The HBV vaccine is safe to take during pregnancy.
People with a high risk of HBV include:
- the infants of mothers with HBV
- the sexual partners of people with HBV
- people who engage in sexual intercourse without contraception and those who have multiple sexual partners
- men who have sex with men
- people who inject illicit drugs
- those who share a household with a person who has a chronic HBV infection
- healthcare and public safety workers who are at risk of occupational exposure to blood or contaminated bodily fluids
- people receiving hemodialysis, which is a type of kidney treatment
- people taking medications that suppress the immune system, such as chemotherapy for cancer
- people with HIV
- those who come from a region with a high incidence of HBV
- all women during pregnancy
People can prevent HBV infection by:
- wearing appropriate protective equipment when working in healthcare settings or dealing with medical emergencies
- not sharing needles
- following safe sexual practices
- cleaning any blood spills or dried blood with gloved hands using a 1:10 dilution of one part household bleach to 10 parts water
A vaccine against HBV has been available since 1982.
People who should receive this vaccine include:
- all infants, children, and adolescents without a previous vaccination
- all healthcare workers
- those who may have had exposure to blood and blood products through work or treatment
- people undergoing dialysis and the recipients of solid organ transplants
- residents and staff of correctional facilities, halfway houses, and community residences
- those who inject drugs
- people who share a household or engage in sexual intercourse with someone who has a chronic HBV infection
- those with multiple sexual partners
- people who travel to countries where HBV is common
The HBV vaccine comes in three doses. A person at any age can be given the first injection, but babies should be given the first injection soon after birth. The second shot should take place at least 1 month after the first one.

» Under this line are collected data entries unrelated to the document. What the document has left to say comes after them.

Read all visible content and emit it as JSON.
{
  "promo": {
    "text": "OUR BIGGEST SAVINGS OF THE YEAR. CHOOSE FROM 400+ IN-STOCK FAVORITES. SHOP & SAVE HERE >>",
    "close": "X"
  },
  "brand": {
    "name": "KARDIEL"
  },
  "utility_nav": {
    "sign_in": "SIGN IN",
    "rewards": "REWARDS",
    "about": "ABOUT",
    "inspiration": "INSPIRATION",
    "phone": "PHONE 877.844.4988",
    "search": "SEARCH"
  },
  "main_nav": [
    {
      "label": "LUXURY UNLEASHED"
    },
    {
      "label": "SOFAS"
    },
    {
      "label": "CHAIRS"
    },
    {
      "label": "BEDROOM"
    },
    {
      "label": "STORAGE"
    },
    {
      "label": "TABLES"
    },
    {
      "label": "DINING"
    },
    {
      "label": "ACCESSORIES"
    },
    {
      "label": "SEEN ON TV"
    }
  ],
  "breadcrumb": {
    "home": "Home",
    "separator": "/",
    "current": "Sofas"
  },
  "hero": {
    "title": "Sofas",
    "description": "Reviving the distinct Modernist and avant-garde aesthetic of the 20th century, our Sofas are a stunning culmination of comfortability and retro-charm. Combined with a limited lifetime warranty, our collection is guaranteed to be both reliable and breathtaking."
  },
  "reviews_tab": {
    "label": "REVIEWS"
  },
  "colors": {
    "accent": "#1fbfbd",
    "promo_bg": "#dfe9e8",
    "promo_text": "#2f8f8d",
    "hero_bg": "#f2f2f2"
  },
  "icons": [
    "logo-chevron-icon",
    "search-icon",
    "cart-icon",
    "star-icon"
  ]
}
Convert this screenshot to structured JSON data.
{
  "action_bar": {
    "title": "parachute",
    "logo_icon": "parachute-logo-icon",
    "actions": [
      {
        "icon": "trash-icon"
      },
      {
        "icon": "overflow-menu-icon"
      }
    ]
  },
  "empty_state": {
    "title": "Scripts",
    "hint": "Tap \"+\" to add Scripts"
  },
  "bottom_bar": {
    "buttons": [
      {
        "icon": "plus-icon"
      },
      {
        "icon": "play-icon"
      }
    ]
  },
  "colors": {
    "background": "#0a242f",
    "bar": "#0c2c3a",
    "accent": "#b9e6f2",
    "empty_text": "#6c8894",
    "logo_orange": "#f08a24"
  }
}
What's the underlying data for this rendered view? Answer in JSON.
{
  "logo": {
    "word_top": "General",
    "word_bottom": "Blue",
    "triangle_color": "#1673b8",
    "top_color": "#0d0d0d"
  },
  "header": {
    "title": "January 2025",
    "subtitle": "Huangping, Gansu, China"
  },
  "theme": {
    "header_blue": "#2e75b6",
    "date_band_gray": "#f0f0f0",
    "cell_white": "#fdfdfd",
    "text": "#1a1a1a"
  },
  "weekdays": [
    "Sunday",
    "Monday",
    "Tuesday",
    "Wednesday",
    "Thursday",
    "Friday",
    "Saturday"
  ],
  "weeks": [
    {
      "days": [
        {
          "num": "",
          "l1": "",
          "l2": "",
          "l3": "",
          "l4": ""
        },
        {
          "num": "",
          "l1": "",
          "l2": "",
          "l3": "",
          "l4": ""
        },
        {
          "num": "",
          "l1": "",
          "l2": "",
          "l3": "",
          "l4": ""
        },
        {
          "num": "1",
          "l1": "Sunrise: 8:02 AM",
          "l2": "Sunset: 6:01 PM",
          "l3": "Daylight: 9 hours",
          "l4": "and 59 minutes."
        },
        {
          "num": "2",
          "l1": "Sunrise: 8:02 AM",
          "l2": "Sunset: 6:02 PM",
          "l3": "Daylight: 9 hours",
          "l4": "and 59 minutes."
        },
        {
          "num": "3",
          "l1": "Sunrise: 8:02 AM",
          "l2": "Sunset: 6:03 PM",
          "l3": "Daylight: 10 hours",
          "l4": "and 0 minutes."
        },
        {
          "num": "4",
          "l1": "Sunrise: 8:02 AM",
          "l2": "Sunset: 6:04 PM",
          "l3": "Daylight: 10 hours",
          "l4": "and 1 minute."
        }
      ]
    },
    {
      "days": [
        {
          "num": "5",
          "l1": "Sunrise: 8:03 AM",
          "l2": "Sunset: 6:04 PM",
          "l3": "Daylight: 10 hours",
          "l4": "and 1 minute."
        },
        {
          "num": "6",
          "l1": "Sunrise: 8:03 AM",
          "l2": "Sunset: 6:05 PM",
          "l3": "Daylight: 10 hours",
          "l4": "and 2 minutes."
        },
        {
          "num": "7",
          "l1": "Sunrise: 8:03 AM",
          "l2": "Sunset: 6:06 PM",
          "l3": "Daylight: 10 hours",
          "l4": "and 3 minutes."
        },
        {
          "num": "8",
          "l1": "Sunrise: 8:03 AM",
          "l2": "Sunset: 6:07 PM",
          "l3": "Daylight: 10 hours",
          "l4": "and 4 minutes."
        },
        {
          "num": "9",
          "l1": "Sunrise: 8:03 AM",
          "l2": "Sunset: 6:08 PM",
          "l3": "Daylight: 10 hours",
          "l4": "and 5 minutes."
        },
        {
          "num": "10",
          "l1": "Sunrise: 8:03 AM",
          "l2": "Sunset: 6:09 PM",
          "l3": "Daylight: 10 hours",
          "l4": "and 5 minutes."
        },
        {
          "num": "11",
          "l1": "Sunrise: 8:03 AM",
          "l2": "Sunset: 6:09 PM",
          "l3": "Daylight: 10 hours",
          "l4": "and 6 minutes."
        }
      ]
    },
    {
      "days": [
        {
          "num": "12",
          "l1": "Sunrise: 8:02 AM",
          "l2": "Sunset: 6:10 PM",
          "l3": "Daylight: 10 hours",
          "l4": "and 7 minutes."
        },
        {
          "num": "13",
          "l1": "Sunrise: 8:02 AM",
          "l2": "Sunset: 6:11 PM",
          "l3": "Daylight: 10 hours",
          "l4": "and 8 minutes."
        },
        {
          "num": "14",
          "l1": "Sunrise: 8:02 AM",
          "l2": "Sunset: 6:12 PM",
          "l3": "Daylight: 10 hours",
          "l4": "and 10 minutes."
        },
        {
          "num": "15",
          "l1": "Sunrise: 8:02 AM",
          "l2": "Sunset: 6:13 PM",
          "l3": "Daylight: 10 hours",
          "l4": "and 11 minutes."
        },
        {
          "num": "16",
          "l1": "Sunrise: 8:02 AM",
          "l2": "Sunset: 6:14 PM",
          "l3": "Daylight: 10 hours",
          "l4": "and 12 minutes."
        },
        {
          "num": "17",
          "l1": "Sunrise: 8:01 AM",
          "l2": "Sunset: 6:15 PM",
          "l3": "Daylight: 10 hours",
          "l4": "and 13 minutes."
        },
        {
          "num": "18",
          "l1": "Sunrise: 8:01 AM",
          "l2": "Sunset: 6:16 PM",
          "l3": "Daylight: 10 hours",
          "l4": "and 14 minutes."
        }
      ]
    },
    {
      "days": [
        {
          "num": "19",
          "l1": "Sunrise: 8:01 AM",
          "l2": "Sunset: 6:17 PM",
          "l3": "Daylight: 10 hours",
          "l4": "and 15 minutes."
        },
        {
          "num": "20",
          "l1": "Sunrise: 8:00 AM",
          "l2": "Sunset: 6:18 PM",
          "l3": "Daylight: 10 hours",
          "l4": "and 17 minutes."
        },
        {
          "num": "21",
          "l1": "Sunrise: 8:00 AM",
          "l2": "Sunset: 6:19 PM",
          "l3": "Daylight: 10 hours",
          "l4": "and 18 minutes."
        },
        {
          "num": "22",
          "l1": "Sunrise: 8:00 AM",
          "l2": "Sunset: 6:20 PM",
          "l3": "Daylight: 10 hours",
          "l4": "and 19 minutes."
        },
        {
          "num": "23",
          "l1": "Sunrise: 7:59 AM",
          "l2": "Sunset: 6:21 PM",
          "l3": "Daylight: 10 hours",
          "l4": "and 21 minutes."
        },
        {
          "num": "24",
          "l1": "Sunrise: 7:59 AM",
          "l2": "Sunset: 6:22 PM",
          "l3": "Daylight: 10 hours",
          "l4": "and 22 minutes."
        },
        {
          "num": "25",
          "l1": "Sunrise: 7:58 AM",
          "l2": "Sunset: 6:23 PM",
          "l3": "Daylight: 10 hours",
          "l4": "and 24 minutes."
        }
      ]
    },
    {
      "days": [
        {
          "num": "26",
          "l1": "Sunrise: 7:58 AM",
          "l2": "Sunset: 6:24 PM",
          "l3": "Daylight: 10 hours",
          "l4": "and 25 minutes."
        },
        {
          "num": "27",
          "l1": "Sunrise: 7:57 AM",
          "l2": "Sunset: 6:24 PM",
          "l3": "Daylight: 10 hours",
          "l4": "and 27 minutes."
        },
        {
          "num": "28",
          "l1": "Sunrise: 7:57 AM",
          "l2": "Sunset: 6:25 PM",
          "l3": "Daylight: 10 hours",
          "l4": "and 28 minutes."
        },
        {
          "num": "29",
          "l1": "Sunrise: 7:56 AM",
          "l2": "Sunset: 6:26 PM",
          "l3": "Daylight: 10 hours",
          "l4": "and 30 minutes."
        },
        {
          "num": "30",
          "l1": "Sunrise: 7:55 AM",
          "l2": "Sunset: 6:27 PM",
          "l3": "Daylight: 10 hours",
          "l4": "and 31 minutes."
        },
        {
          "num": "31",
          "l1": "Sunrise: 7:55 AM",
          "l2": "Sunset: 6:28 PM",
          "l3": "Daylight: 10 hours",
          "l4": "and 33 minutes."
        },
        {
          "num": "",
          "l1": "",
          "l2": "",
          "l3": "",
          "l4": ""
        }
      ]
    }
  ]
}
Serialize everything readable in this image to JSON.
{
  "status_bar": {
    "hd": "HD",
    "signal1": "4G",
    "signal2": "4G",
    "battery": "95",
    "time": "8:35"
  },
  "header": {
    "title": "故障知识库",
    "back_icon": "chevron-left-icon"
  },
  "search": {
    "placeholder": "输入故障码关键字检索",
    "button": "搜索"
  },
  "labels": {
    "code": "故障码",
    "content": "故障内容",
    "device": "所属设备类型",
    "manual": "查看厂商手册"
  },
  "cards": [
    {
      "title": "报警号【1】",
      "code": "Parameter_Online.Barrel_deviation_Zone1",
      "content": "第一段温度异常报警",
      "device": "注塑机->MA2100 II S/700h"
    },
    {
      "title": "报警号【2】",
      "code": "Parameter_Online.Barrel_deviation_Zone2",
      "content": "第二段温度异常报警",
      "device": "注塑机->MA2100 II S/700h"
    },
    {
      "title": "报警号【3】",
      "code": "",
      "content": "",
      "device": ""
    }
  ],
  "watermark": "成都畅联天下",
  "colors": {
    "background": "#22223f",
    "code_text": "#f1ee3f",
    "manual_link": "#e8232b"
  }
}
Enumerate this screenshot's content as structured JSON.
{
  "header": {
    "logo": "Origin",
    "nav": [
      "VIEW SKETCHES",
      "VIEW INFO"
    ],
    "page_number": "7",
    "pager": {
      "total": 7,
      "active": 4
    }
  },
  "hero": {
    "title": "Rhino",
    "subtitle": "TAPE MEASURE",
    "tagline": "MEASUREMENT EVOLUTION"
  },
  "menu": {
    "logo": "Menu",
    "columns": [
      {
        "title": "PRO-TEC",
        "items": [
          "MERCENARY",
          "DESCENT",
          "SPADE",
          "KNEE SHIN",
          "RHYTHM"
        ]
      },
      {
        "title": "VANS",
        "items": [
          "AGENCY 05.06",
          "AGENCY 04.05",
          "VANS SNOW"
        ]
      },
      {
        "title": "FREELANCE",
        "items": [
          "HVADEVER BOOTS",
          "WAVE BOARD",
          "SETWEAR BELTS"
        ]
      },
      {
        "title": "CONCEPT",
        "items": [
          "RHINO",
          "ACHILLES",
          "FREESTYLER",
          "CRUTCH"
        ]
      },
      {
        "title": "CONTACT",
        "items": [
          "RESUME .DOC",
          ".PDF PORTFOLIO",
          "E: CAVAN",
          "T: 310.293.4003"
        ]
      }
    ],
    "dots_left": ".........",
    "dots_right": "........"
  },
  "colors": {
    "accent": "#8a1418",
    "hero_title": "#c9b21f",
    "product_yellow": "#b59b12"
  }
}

Adults can take the third dose at least 8 weeks after the second and 16 weeks after the first dose. Kids will not be given the third dose until they reach 24 weeks.
How long does it last?
According to the World Health Organization (WHO), in over 95 percent of the babies, teenagers, and adolescents who receive it, “the full vaccine series induces protective antibody levels.”
Immune memory caused by the HBV vaccine will last in healthy people for at least 30 years. That said, studies are ongoing on the duration of the safety provided by the vaccine.
The HBV vaccine is well tolerated by many.
According to the CDC the fever and soreness at the injection site are the most common side effects of the HBV vaccine. In this area too, a person can experience swelling , redness and hard skin.
Very rarely, a severe form of allergic reaction called anaphylaxis may be caused by HBV vaccination.
Is it live?
No live virus is found on the HBV vaccine. It means women are safe to obtain during pregnancy and lactation.
HBV infections can cause a range of life threatening complications, including:
- Cirrhosis. This causes scarring on the liver and inhibits liver functions. It can lead to liver failure.
- Liver failure. Also known as end stage liver disease, this can progress either rapidly or over a longer period. The liver cannot replace damaged cells or function.
- Liver cancer. Chronic HPV increases the risk of liver cancer.
While HBV is a major health issue around the world, the vaccine offers effective protection against the virus for most people.